North Sea oil and gas producers are also puzzled as to why the UK Government is continuing to target the sector with ever-higher cash demands while the country's banking sector continues to escape scot-free.
It appears there are still no plans for a levy on the bumper profits of bankers benefiting from rises in the interest rate.
The Sunday Times says that, while no final decisions have been taken on the November 17 budget, insiders say Chancellor Jeremy Hunt and Mr Sunak are receptive to the idea of a second round of windfall taxes.
Justifying the move
The newspaper goes on to say that Mr Hunt is likely to justify the move on the grounds that the costs of buying energy have more than quadrupled since Covid-19 and the invasion of Ukraine.
According to a government source, before the pandemic the UK was spending £40billion annually on energy. It is due to spend £180billion this year.
Treasury forecasts also suggest that wholesale gas and energy prices, while falling, are expected to remain at an "elevated level" until at least 2030.

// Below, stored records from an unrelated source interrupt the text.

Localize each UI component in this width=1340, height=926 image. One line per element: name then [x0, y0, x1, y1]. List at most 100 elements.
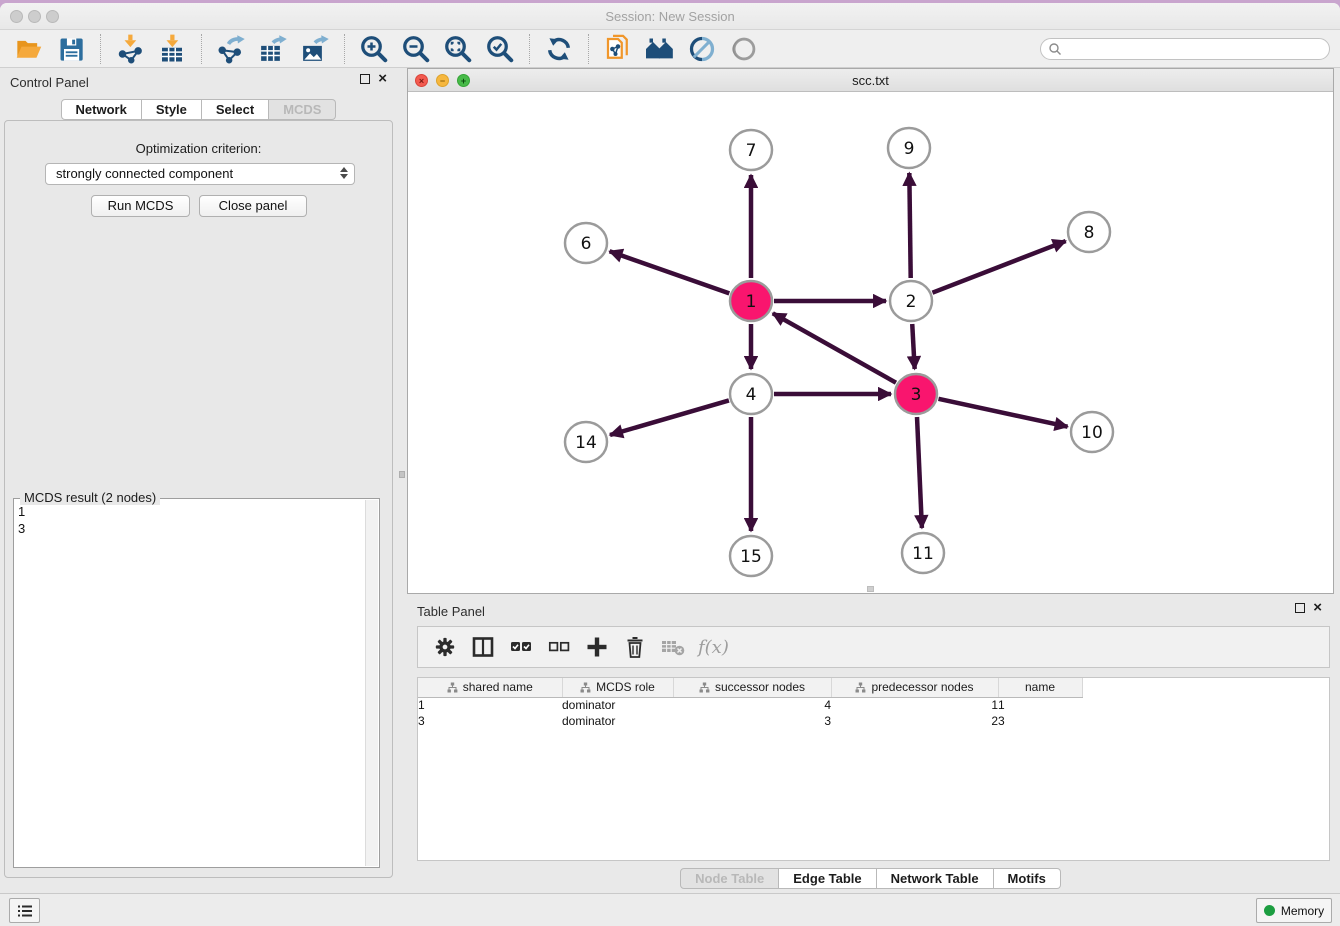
column-hierarchy-icon	[447, 682, 458, 693]
tab-select[interactable]: Select	[202, 99, 269, 120]
graph-edge-4-14[interactable]	[610, 400, 729, 435]
toolbar-separator	[201, 34, 202, 64]
svg-text:3: 3	[911, 385, 922, 405]
tab-motifs[interactable]: Motifs	[994, 868, 1061, 889]
graph-node-10[interactable]: 10	[1071, 412, 1113, 452]
svg-text:15: 15	[740, 547, 762, 567]
export-network-icon[interactable]	[215, 33, 247, 65]
close-table-panel-icon[interactable]: ×	[1313, 603, 1322, 613]
graph-edge-1-6[interactable]	[610, 251, 730, 293]
graph-node-2[interactable]: 2	[890, 281, 932, 321]
horizontal-splitter-grip-icon[interactable]	[867, 586, 874, 592]
status-bar: Memory	[0, 893, 1340, 926]
gear-icon[interactable]	[430, 632, 460, 662]
graph-node-9[interactable]: 9	[888, 128, 930, 168]
graph-node-14[interactable]: 14	[565, 422, 607, 462]
import-network-icon[interactable]	[114, 33, 146, 65]
tab-network[interactable]: Network	[61, 99, 142, 120]
svg-text:9: 9	[904, 139, 915, 159]
search-icon	[1048, 42, 1062, 61]
graph-node-11[interactable]: 11	[902, 533, 944, 573]
toolbar-separator	[344, 34, 345, 64]
select-stepper-icon	[340, 167, 348, 179]
svg-text:2: 2	[906, 292, 917, 312]
column-header[interactable]: name	[998, 678, 1082, 697]
column-header[interactable]: MCDS role	[562, 678, 673, 697]
add-column-icon[interactable]	[582, 632, 612, 662]
select-all-icon[interactable]	[506, 632, 536, 662]
table-panel-title: Table Panel	[417, 604, 485, 619]
clone-network-icon[interactable]	[602, 33, 634, 65]
split-columns-icon[interactable]	[468, 632, 498, 662]
tab-style[interactable]: Style	[142, 99, 202, 120]
table-row[interactable]: 3dominator323	[418, 713, 1083, 729]
toolbar-separator	[529, 34, 530, 64]
network-view-window: × − + scc.txt 1 2 3 4 6 7 8 9 10 11 14 15	[407, 68, 1334, 594]
table-cell: 1	[418, 697, 562, 713]
apply-style-icon[interactable]	[686, 33, 718, 65]
save-session-icon[interactable]	[55, 33, 87, 65]
list-icon	[16, 903, 34, 919]
float-table-panel-icon[interactable]	[1295, 603, 1305, 613]
import-table-icon[interactable]	[156, 33, 188, 65]
graph-edge-2-8[interactable]	[932, 241, 1065, 293]
result-scrollbar[interactable]	[365, 500, 378, 866]
panel-menu-button[interactable]	[9, 898, 40, 923]
zoom-fit-icon[interactable]	[442, 33, 474, 65]
delete-column-icon[interactable]	[620, 632, 650, 662]
graph-node-1[interactable]: 1	[730, 281, 772, 321]
graph-node-3[interactable]: 3	[895, 374, 937, 414]
graph-edge-3-11[interactable]	[917, 417, 922, 528]
network-title: scc.txt	[408, 73, 1333, 88]
table-row[interactable]: 1dominator411	[418, 697, 1083, 713]
tab-node-table[interactable]: Node Table	[680, 868, 779, 889]
export-image-icon[interactable]	[299, 33, 331, 65]
optimization-criterion-label: Optimization criterion:	[5, 141, 392, 156]
mcds-panel: Optimization criterion: strongly connect…	[4, 120, 393, 878]
node-table: shared nameMCDS rolesuccessor nodesprede…	[417, 677, 1330, 861]
network-canvas[interactable]: 1 2 3 4 6 7 8 9 10 11 14 15	[408, 92, 1333, 593]
close-panel-icon[interactable]: ×	[378, 74, 387, 84]
refresh-icon[interactable]	[543, 33, 575, 65]
float-panel-icon[interactable]	[360, 74, 370, 84]
home-layout-icon[interactable]	[644, 33, 676, 65]
graph-edge-2-9[interactable]	[909, 173, 910, 278]
network-window-titlebar[interactable]: × − + scc.txt	[408, 69, 1333, 92]
graph-node-6[interactable]: 6	[565, 223, 607, 263]
open-session-icon[interactable]	[13, 33, 45, 65]
deselect-all-icon[interactable]	[544, 632, 574, 662]
close-panel-button[interactable]: Close panel	[199, 195, 307, 217]
graph-node-7[interactable]: 7	[730, 130, 772, 170]
table-cell: 3	[998, 713, 1082, 729]
mcds-result-box: MCDS result (2 nodes) 1 3	[13, 498, 380, 868]
table-panel: Table Panel ×	[407, 597, 1334, 896]
tab-mcds[interactable]: MCDS	[269, 99, 336, 120]
memory-label: Memory	[1281, 904, 1324, 918]
search-input[interactable]	[1040, 38, 1330, 60]
optimization-criterion-select[interactable]: strongly connected component	[45, 163, 355, 185]
table-cell: dominator	[562, 697, 673, 713]
zoom-out-icon[interactable]	[400, 33, 432, 65]
visibility-icon	[728, 33, 760, 65]
graph-node-4[interactable]: 4	[730, 374, 772, 414]
column-header[interactable]: shared name	[418, 678, 562, 697]
tab-edge-table[interactable]: Edge Table	[779, 868, 876, 889]
graph-edge-2-3[interactable]	[912, 324, 914, 369]
vertical-splitter[interactable]	[397, 68, 407, 883]
column-header[interactable]: successor nodes	[673, 678, 831, 697]
export-table-icon[interactable]	[257, 33, 289, 65]
table-cell: 1	[998, 697, 1082, 713]
memory-button[interactable]: Memory	[1256, 898, 1332, 923]
zoom-in-icon[interactable]	[358, 33, 390, 65]
graph-edge-3-10[interactable]	[938, 399, 1067, 427]
splitter-grip-icon[interactable]	[399, 471, 405, 478]
control-panel-title: Control Panel	[10, 75, 89, 90]
zoom-selected-icon[interactable]	[484, 33, 516, 65]
graph-node-8[interactable]: 8	[1068, 212, 1110, 252]
run-mcds-button[interactable]: Run MCDS	[91, 195, 190, 217]
column-header[interactable]: predecessor nodes	[831, 678, 998, 697]
tab-network-table[interactable]: Network Table	[877, 868, 994, 889]
svg-text:6: 6	[581, 234, 592, 254]
graph-edge-3-1[interactable]	[773, 313, 896, 382]
graph-node-15[interactable]: 15	[730, 536, 772, 576]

The talks are taking place amid wider discussions on how to plug a £40billion fiscal black hole made worse by ex-PM Liz Truss's disastrous mini-budget.
Mr Sunak and Mr Hunt are eyeing a mixture of tax rises and spending cuts to raise more than £50billion, which will be used to plug the gap in the Office for Budget Responsibility forecasts and create at least £10billion of fiscal headroom to allow for a potential downturn in economic growth.

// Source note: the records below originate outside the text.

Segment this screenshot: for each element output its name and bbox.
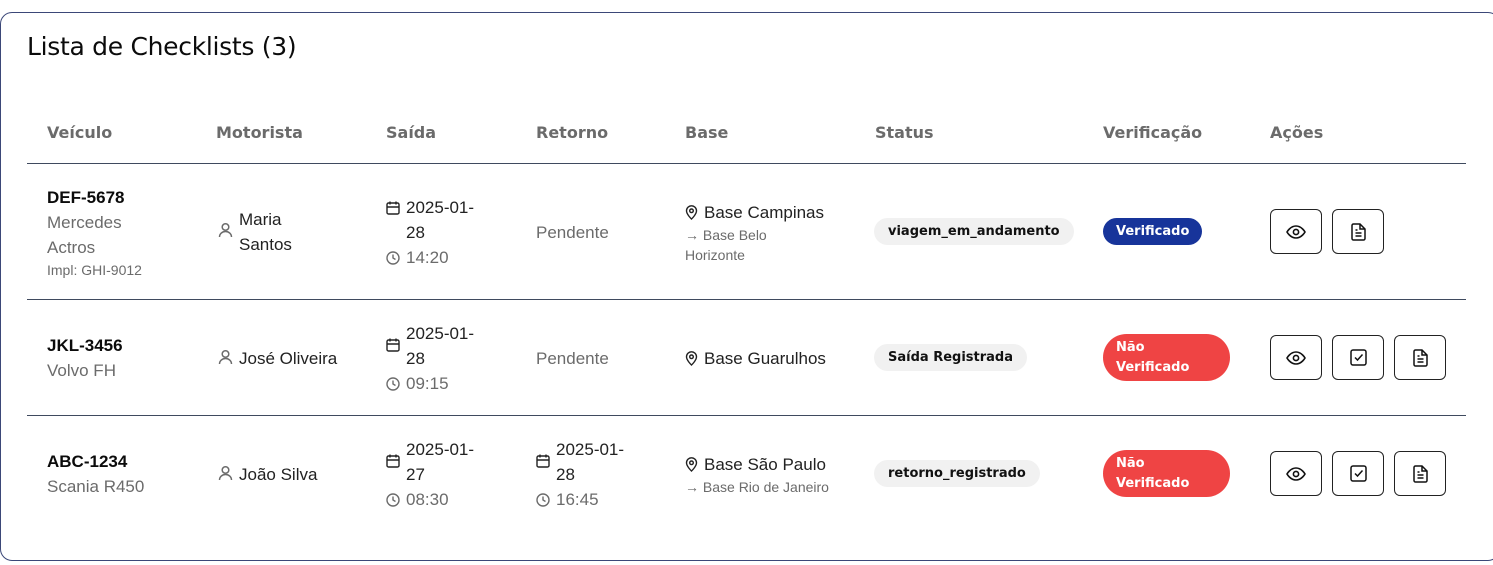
verification-text: Não [1116,455,1145,471]
row-divider [27,299,1466,300]
departure-date: 2025-01- [406,324,475,343]
eye-icon [1286,224,1306,239]
driver-name: José Oliveira [239,349,338,368]
departure-date: 27 [406,465,425,484]
base-destination: → Base Belo [685,227,767,243]
base-origin: Base Campinas [704,203,825,222]
driver-name: Maria [239,210,282,229]
row-divider [27,415,1466,416]
verification-badge: Não Verificado [1103,334,1230,381]
verification-badge: Verificado [1103,218,1203,245]
base-origin: Base Guarulhos [704,349,826,368]
base-origin: Base São Paulo [704,455,826,474]
vehicle-plate: JKL-3456 [47,336,123,355]
column-header-status: Status [875,123,934,142]
view-button[interactable] [1270,335,1322,380]
verification-text: Verificado [1116,359,1190,375]
vehicle-plate: ABC-1234 [47,452,128,471]
verification-text: Não [1116,339,1145,355]
status-badge: Saída Registrada [874,344,1027,371]
implement-plate: Impl: GHI-9012 [47,262,142,278]
map-pin-icon [685,351,698,366]
eye-icon [1286,466,1306,481]
driver-name: João Silva [239,465,318,484]
user-icon [218,465,233,481]
driver-name: Santos [239,235,292,254]
vehicle-plate: DEF-5678 [47,188,125,207]
vehicle-cell: DEF-5678 Mercedes Actros Impl: GHI-9012 [47,185,142,280]
departure-date: 2025-01- [406,440,475,459]
departure-date: 28 [406,349,425,368]
calendar-icon [536,454,550,468]
calendar-icon [386,201,400,215]
return-time: 16:45 [556,490,599,509]
vehicle-cell: ABC-1234 Scania R450 [47,449,144,499]
verify-button[interactable] [1332,335,1384,380]
report-button[interactable] [1394,451,1446,496]
base-destination: Horizonte [685,247,745,263]
base-destination: → Base Rio de Janeiro [685,479,829,495]
departure-cell: 2025-01- 28 14:20 [386,195,474,270]
clock-icon [386,377,400,391]
verification-text: Verificado [1116,475,1190,491]
column-header-saida: Saída [386,123,437,142]
return-pending: Pendente [536,349,609,368]
return-date: 28 [556,465,575,484]
vehicle-model: Mercedes [47,213,122,232]
view-button[interactable] [1270,209,1322,254]
calendar-icon [386,454,400,468]
verify-button[interactable] [1332,451,1384,496]
departure-cell: 2025-01- 28 09:15 [386,321,474,396]
report-button[interactable] [1332,209,1384,254]
vehicle-model: Actros [47,238,96,257]
vehicle-model: Volvo FH [47,361,116,380]
base-cell: Base São Paulo → Base Rio de Janeiro [685,452,829,497]
departure-time: 14:20 [406,248,449,267]
departure-time: 08:30 [406,490,449,509]
departure-time: 09:15 [406,374,449,393]
departure-cell: 2025-01- 27 08:30 [386,437,474,512]
header-divider [27,163,1466,164]
driver-cell: José Oliveira [218,346,337,371]
report-button[interactable] [1394,335,1446,380]
column-header-motorista: Motorista [216,123,303,142]
file-text-icon [1412,464,1428,483]
column-header-base: Base [685,123,729,142]
column-header-veiculo: Veículo [47,123,113,142]
page-title: Lista de Checklists (3) [27,32,297,61]
status-badge: retorno_registrado [874,460,1040,487]
return-date: 2025-01- [556,440,625,459]
calendar-icon [386,338,400,352]
file-text-icon [1412,348,1428,367]
clock-icon [536,493,550,507]
view-button[interactable] [1270,451,1322,496]
check-square-icon [1349,465,1367,482]
departure-date: 2025-01- [406,198,475,217]
vehicle-model: Scania R450 [47,477,145,496]
clock-icon [386,251,400,265]
column-header-verificacao: Verificação [1103,123,1203,142]
map-pin-icon [685,457,698,472]
file-text-icon [1350,222,1366,241]
driver-cell: João Silva [218,462,317,487]
verification-badge: Não Verificado [1103,450,1230,497]
driver-cell: Maria Santos [218,207,292,257]
eye-icon [1286,350,1306,365]
clock-icon [386,493,400,507]
return-cell: 2025-01- 28 16:45 [536,437,624,512]
user-icon [218,222,233,238]
status-badge: viagem_em_andamento [874,218,1074,245]
column-header-retorno: Retorno [536,123,609,142]
base-cell: Base Campinas → Base Belo Horizonte [685,200,824,265]
column-header-acoes: Ações [1270,123,1324,142]
map-pin-icon [685,205,698,220]
return-pending: Pendente [536,223,609,242]
check-square-icon [1349,349,1367,366]
vehicle-cell: JKL-3456 Volvo FH [47,333,123,383]
base-cell: Base Guarulhos [685,346,826,371]
user-icon [218,349,233,365]
departure-date: 28 [406,223,425,242]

But the Government has quashed suggestions that it is considering a windfall tax on banks.
Banks escape windfall tax
Two senior sources close to Mr Sunak and Mr Hunt played down the idea that they were looking at ways to impose additional taxes on banks.
The news will come as a relief to the City.
The Sunday Times says bankers have been lining up to warn Mr Hunt that any tax raid on the sector would hamper ambitions to bolster the City after Brexit and deter foreign investment in Britain.
When Mr Sunak was chancellor, he had been looking at ways to boost the City, and as prime minister, he is thought to remain keen to give the financial sector a competitive edge.
Sources in Michael Gove's levelling-up department have signalled that Liz Truss's low-tax, deregulatory investment zones are likely to be scaled back or scrapped, after warnings that they could cost the Treasury up to £12 billion in lost tax.
Investment zones
Mr Gove is understood to have been presented with several options, including the possibility of reducing the tax and regulatory perks in the zones, or finding a way to incorporate them into 20 regeneration areas set out in the levelling up white paper this year.
Mr Hunt is expected to write to Whitehall departments in the coming days to ask them to begin drawing up options for significant spending cuts.